Compliance

EU-US Data Privacy Framework

We are fully compliant with the EU-U.S. Data Privacy Framework (“DPF”), ensuring that data transfers between the European Union and the United States meet the stringent privacy standards required by EU regulations. This compliance allows us to safely process and protect personal data transferred from the EU in line with the DPF’s principles of transparency, accountability, and data integrity. By adhering to these rigorous standards, we ensure that all EU-origin personal data is managed with the same level of protection and respect for privacy as required by EU law, supporting our commitment to international data security and privacy compliance.

General Data Protection Regulation (GDPR)

Our company is fully committed to compliance with the General Data Protection Regulation (GDPR), ensuring that all personal data of EU individuals is collected, processed, and stored according to GDPR’s strict standards for data privacy and protection. By adhering to GDPR requirements, we demonstrate our commitment to protecting personal data and maintaining trust with our EU clients and partners.

European Union’s Cloud Code of Conduct

We adhere to the European Union’s Cloud Code of Conduct (EU COC) for Cloud Service Providers, ensuring that we meet the strict data protection requirements set by the European Union.
The EU COC is a voluntary, industry-led initiative that establishes best practices for cloud service providers to ensure compliance with the EU’s General Data Protection Regulation (GDPR). By following this code, we demonstrate our commitment to handling your data responsibly and in full compliance with EU data protection laws.

California Consumer Privacy Act (CCPA)

We also comply with the CCPA, ensuring that residents of California have control over their personal information. Our CCPA practices provide:

• Transparency on what personal data is collected and how it’s used.
• Options to request deletion, know what data is collected, and opt-out of the sale of personal information.
• Security measures to safeguard personal data and comply with California’s privacy laws.

Health Insurance Portability and Accountability Act (HIPAA)

As a Business Associate under HIPAA, we handle Protected Health Information (PHI) with the highest levels of confidentiality and security. We follow strict security guidelines to ensure:

• PHI is processed, stored, and transmitted securely, in compliance with HIPAA regulations.
• Rigorous safeguards, including encryption and access controls, are in place to protect sensitive healthcare data.

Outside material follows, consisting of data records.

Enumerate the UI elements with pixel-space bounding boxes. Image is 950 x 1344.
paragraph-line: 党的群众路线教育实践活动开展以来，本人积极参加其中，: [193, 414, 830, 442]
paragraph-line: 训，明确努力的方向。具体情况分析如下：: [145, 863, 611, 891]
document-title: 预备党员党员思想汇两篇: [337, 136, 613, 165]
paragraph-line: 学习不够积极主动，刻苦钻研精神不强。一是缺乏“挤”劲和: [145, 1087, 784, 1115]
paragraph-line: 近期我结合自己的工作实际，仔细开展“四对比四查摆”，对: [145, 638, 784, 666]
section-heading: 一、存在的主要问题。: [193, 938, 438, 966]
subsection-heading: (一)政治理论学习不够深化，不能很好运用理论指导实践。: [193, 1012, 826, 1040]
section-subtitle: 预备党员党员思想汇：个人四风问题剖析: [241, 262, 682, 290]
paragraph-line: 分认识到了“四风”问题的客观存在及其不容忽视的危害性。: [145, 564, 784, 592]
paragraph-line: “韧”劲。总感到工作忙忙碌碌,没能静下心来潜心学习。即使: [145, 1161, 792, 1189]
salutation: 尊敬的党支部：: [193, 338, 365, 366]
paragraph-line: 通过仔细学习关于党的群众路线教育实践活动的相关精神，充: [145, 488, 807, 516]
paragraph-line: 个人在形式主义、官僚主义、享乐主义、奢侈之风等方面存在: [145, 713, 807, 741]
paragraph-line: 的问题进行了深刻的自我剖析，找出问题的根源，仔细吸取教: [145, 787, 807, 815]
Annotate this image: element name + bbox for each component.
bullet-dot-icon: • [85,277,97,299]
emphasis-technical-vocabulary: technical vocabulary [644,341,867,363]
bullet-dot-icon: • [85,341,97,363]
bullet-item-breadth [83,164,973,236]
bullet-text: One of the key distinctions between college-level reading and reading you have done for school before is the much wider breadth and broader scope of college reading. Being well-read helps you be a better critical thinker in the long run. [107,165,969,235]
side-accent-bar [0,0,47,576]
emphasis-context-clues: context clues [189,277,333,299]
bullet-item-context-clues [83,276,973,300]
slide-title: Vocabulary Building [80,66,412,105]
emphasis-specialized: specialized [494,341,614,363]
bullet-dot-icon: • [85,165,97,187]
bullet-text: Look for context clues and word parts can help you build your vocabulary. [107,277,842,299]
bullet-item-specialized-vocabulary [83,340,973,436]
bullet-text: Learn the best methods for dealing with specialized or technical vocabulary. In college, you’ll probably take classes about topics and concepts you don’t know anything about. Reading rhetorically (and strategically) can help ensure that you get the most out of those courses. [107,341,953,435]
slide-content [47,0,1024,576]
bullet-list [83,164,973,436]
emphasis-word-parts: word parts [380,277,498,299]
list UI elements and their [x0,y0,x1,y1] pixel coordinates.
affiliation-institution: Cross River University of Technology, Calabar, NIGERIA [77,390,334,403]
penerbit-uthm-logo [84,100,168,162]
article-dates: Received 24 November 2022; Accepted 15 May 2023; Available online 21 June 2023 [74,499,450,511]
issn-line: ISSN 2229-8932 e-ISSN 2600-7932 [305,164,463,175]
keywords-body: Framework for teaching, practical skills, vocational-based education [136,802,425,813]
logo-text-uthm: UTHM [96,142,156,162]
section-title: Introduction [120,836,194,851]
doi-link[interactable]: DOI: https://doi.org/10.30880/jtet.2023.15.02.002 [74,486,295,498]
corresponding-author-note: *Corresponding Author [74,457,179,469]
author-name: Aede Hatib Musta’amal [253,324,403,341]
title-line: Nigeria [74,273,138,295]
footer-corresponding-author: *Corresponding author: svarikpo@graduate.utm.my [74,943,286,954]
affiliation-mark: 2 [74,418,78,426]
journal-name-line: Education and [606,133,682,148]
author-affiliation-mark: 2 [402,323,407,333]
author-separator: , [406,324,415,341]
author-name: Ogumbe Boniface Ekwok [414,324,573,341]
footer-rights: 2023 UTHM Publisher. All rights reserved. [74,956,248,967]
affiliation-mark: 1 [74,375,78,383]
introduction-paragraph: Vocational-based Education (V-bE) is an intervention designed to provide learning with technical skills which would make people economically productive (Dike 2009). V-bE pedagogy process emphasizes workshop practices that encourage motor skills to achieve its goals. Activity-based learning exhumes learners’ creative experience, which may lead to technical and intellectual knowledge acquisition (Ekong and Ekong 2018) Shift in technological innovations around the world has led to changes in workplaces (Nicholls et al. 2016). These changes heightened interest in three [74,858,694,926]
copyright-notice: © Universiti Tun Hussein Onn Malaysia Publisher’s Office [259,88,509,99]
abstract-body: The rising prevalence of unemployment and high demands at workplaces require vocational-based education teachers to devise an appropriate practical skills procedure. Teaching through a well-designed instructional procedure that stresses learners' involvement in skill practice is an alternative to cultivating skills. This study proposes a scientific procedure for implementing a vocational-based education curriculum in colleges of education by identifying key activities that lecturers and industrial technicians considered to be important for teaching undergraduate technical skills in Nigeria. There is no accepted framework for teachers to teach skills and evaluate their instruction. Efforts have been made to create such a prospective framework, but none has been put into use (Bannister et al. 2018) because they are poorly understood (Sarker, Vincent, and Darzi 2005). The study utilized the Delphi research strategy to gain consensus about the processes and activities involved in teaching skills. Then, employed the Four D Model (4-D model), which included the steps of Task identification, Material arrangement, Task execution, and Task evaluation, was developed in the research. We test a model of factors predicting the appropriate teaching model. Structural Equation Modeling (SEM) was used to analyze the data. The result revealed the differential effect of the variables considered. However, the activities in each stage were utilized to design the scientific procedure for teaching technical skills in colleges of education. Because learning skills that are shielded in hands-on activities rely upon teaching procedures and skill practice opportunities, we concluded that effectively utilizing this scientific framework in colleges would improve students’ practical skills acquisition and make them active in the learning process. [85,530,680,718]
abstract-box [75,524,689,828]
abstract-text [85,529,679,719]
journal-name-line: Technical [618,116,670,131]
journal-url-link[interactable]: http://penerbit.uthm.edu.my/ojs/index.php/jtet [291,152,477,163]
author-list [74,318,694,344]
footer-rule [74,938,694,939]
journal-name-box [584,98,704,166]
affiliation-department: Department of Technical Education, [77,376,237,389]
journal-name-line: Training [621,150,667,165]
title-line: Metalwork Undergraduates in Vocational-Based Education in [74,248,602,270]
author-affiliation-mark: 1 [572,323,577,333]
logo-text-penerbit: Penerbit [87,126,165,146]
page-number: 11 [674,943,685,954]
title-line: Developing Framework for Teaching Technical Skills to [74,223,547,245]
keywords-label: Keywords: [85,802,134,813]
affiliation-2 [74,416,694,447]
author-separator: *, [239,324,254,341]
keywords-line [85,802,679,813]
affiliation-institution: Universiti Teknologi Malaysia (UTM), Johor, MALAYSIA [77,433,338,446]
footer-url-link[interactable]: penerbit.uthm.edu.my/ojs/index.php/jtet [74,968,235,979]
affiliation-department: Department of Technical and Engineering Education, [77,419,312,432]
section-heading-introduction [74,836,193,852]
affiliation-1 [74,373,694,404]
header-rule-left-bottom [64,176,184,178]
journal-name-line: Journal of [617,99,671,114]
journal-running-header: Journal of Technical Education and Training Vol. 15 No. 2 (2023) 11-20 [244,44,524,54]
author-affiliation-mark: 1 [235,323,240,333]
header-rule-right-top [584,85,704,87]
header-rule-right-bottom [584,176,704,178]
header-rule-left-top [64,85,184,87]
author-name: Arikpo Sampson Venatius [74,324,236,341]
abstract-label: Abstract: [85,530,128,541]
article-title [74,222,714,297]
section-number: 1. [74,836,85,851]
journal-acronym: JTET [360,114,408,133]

Payment Card Industry Data Security Standard (PCI-DSS)

For customers processing payment data, we adhere to PCI-DSS standards. This means:

• We maintain strict security controls to protect cardholder information.
• Encryption, secure payment processing, and access controls prevent unauthorized access to payment data.
• We follow continuous monitoring practices to detect and respond to potential threats.

ISO 27001 and ISO 27701

We’ve achieved ISO 27001 certification, an internationally recognized standard for information security management. This certification ensures:

• We have a comprehensive Information Security Management System (ISMS) to protect your data.
• Our systems are regularly audited and improved to manage risks and safeguard your information.

In addition, ISO 27701 extends our focus to managing personal data privacy, enhancing our commitment to GDPR and CCPA compliance.

SOC 1, 2, and 3 Compliance

We follow SOC 1, 2, and 3 compliance standards to ensure the security, availability, and confidentiality of your data. Our independent audits verify:

• Strong internal controls and processes are in place to protect your data and ensure accuracy.
• Our systems are designed to detect and respond to breaches quickly and effectively.
• You can review our SOC 3 report for a high-level overview of our compliance efforts.